The Immigrant, c'est une histoire prenante et humaine, campée dans une époque fascinante, avec des personnages complexes... sauf qu'en réalité, c'est un roman. Oui, il y a des images, des acteurs, et James Gray, un réalisateur pourtant talentueux, derrière la caméra, mais il ne faut pas se laisser prendre, c'est bel et bien un roman. Un roman filmé, si vous voulez, mais le fait demeure : The Immigrant, par ses dialogues littéraires et interminables, par sa réalisation à peine utilitaire, par son récit qui tient de la reconstitution historique davantage que de la construction dramatique, est un roman. Il serait, en tout cas, beaucoup plus agréable sous cette forme.
Très étonnant de la part de Gray, dont les pertinents We Own the Night et Two Lovers étaient des oeuvres cinématographiques à fleur de peau et inventives, qui contournaient bien des clichés hollywoodiens (ils s'abandonnaient à d'autres, toutefois). Ici, non seulement le récit est assez prévisible, mais il est aussi limité par une reconstitution apparemment minutieuse mais ostentatoire, qui s'avère rapidement fade. On y détecte dès le départ les écrans verts des arrières-plans et le travail en studio (matte painting), ce qui brise déjà toute la magie. Visuellement, c'est élégant mais limité, les cadrages se limitant aux plans rapprochés et américains, clin d'oeil sans doute à cette histoire d'immigrée polonaise forcée à la prostitution lors de son arrivée à New York, en 1921.
L'héroïne, défendue par une Marion Cotillard en forme et parfaite pour le rôle (sa beauté est surannée), est plus victime que moteur, ce qui nuit à l'instauration d'une structure dramatique efficace liée à sa quête pour retrouver sa soeur.
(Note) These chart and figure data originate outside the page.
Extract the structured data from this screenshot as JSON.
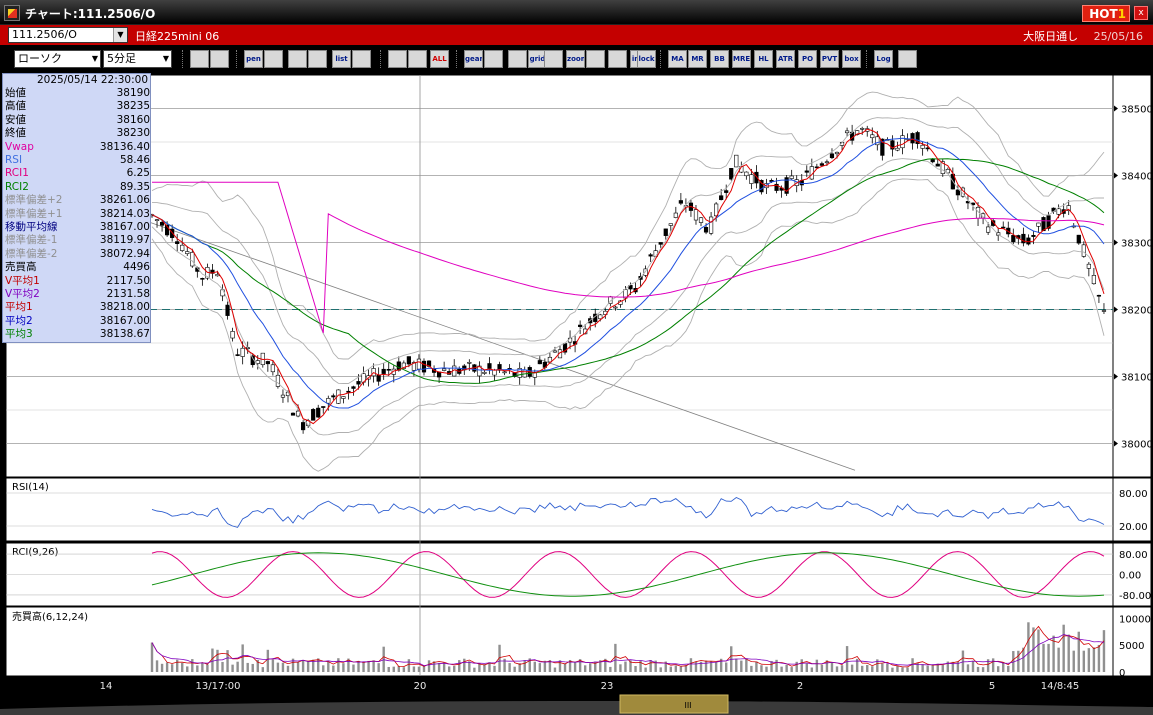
{
  "window": {
    "title": "チャート:111.2506/O",
    "hot_label": "HOT",
    "hot_digit": "1",
    "close_label": "x"
  },
  "header": {
    "symbol": "111.2506/O",
    "instrument": "日経225mini 06",
    "market": "大阪日通し",
    "date": "25/05/16"
  },
  "toolbar": {
    "chart_type": "ローソク",
    "interval": "5分足",
    "buttons": [
      "search",
      "window",
      "pen",
      "brush",
      "cursor",
      "refresh",
      "list",
      "trash",
      "bar-a",
      "bar-b",
      "ALL",
      "gear",
      "wrench",
      "palette",
      "grid",
      "download",
      "zoom",
      "chart-a",
      "chart-b",
      "info",
      "lock",
      "MA",
      "MR",
      "BB",
      "MRE",
      "HL",
      "ATR",
      "PO",
      "PVT",
      "box",
      "Log",
      "export"
    ]
  },
  "info_panel": {
    "datetime": "2025/05/14  22:30:00",
    "rows": [
      {
        "label": "始値",
        "value": "38190",
        "color": "#000000"
      },
      {
        "label": "高値",
        "value": "38235",
        "color": "#000000"
      },
      {
        "label": "安値",
        "value": "38160",
        "color": "#000000"
      },
      {
        "label": "終値",
        "value": "38230",
        "color": "#000000"
      },
      {
        "label": "Vwap",
        "value": "38136.40",
        "color": "#e000a0"
      },
      {
        "label": "RSI",
        "value": "58.46",
        "color": "#4070e0"
      },
      {
        "label": "RCI1",
        "value": "6.25",
        "color": "#e00080"
      },
      {
        "label": "RCI2",
        "value": "89.35",
        "color": "#008000"
      },
      {
        "label": "標準偏差+2",
        "value": "38261.06",
        "color": "#909090"
      },
      {
        "label": "標準偏差+1",
        "value": "38214.03",
        "color": "#909090"
      },
      {
        "label": "移動平均線",
        "value": "38167.00",
        "color": "#000080"
      },
      {
        "label": "標準偏差-1",
        "value": "38119.97",
        "color": "#909090"
      },
      {
        "label": "標準偏差-2",
        "value": "38072.94",
        "color": "#909090"
      },
      {
        "label": "売買高",
        "value": "4496",
        "color": "#000000"
      },
      {
        "label": "V平均1",
        "value": "2117.50",
        "color": "#c00000"
      },
      {
        "label": "V平均2",
        "value": "2131.58",
        "color": "#8000c0"
      },
      {
        "label": "平均1",
        "value": "38218.00",
        "color": "#c00000"
      },
      {
        "label": "平均2",
        "value": "38167.00",
        "color": "#0000c0"
      },
      {
        "label": "平均3",
        "value": "38138.67",
        "color": "#008000"
      }
    ]
  },
  "price_axis": {
    "ticks": [
      "38500",
      "38400",
      "38300",
      "38200",
      "38100",
      "38000"
    ]
  },
  "rsi_panel": {
    "label": "RSI(14)",
    "ticks": [
      "80.00",
      "20.00"
    ]
  },
  "rci_panel": {
    "label": "RCI(9,26)",
    "ticks": [
      "80.00",
      "0.00",
      "-80.00"
    ]
  },
  "volume_panel": {
    "label": "売買高(6,12,24)",
    "ticks": [
      "10000",
      "5000",
      "0"
    ]
  },
  "time_axis": {
    "labels": [
      "14",
      "13/17:00",
      "20",
      "23",
      "2",
      "5",
      "14/8:45"
    ]
  },
  "scrollbar": {
    "thumb_label": "III"
  },
  "colors": {
    "up": "#ffffff",
    "down": "#000000",
    "ma_short": "#e00000",
    "ma_mid": "#2050e0",
    "ma_long": "#008000",
    "vwap": "#e000c0",
    "band": "#b0b0b0"
  }
}
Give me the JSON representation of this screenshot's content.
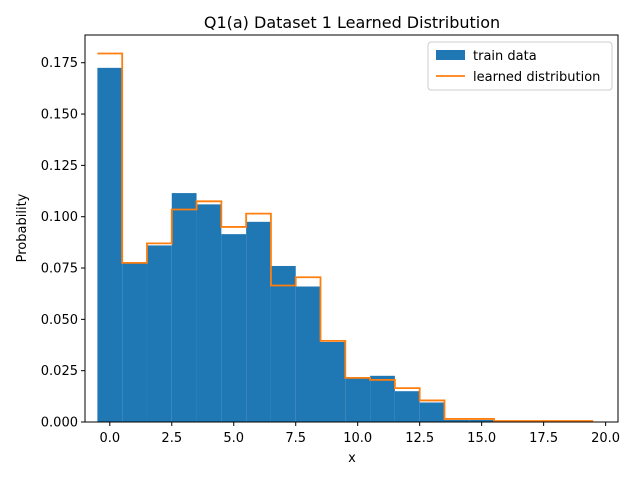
{
  "chart_data": {
    "type": "bar",
    "title": "Q1(a) Dataset 1 Learned Distribution",
    "xlabel": "x",
    "ylabel": "Probability",
    "xlim": [
      -1,
      20.5
    ],
    "ylim": [
      0,
      0.1885
    ],
    "xticks": [
      0.0,
      2.5,
      5.0,
      7.5,
      10.0,
      12.5,
      15.0,
      17.5,
      20.0
    ],
    "xtick_labels": [
      "0.0",
      "2.5",
      "5.0",
      "7.5",
      "10.0",
      "12.5",
      "15.0",
      "17.5",
      "20.0"
    ],
    "yticks": [
      0.0,
      0.025,
      0.05,
      0.075,
      0.1,
      0.125,
      0.15,
      0.175
    ],
    "ytick_labels": [
      "0.000",
      "0.025",
      "0.050",
      "0.075",
      "0.100",
      "0.125",
      "0.150",
      "0.175"
    ],
    "grid": false,
    "legend_position": "top-right",
    "x": [
      0,
      1,
      2,
      3,
      4,
      5,
      6,
      7,
      8,
      9,
      10,
      11,
      12,
      13,
      14,
      15,
      16,
      17,
      18,
      19
    ],
    "series": [
      {
        "name": "train data",
        "type": "bar",
        "color": "#1f77b4",
        "values": [
          0.1725,
          0.0775,
          0.086,
          0.1115,
          0.106,
          0.0915,
          0.0975,
          0.076,
          0.066,
          0.039,
          0.0215,
          0.0225,
          0.015,
          0.0095,
          0.001,
          0.001,
          0.0005,
          0.0,
          0.0,
          0.0
        ]
      },
      {
        "name": "learned distribution",
        "type": "step",
        "color": "#ff7f0e",
        "values": [
          0.1795,
          0.0775,
          0.087,
          0.1035,
          0.1075,
          0.095,
          0.1015,
          0.0665,
          0.0705,
          0.0395,
          0.0215,
          0.0205,
          0.0165,
          0.0105,
          0.0015,
          0.0015,
          0.0005,
          0.0005,
          0.0005,
          0.0005
        ]
      }
    ]
  }
}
L'un des problèmes majeurs est également la faiblesse psychologique des personnages masculins, le proxénète Bruno et le magicien Orlando. Les motivations des deux personnages sont absconses et irrationnelles, en plus d'être changeantes, ce qui gâche la finale toute en émotions. Ce sont deux imbéciles qui n'ont qu'eux à blâmer pour leur(s) malheur(s).
Des émotions apparaissent ici et là (surtout de la tendresse), mais on est surtout confronté à des longueurs, des redites, des circonvolutions qui n'arrivent même pas à emprisonner les personnages pour les forcer à se dévoiler. Joaquin Phoenix et Jeremy Renner, deux acteurs charismatiques mais enchaînés à ces personnages versatiles, jouent l'amour (en fait la folie) grossièrement.
Même le travail du réalisateur est banal, malgré l'allure élégante des costumes et de la direction-photo. Quelques scènes (le coup de couteau et dans les égouts, par exemple), sont jolies, mais pour le reste... Le film aurait pu être une sorte d'Un prophète, à sa manière. On croirait pourtant voir une rengaine anecdotique des mythes fondateurs américains. Les champ/contre-champ simplistes des longues séquences dialoguées, montées de manière particulièrement convenue, confortent cette impression d'inachèvement. Et le dénouement laisse froid.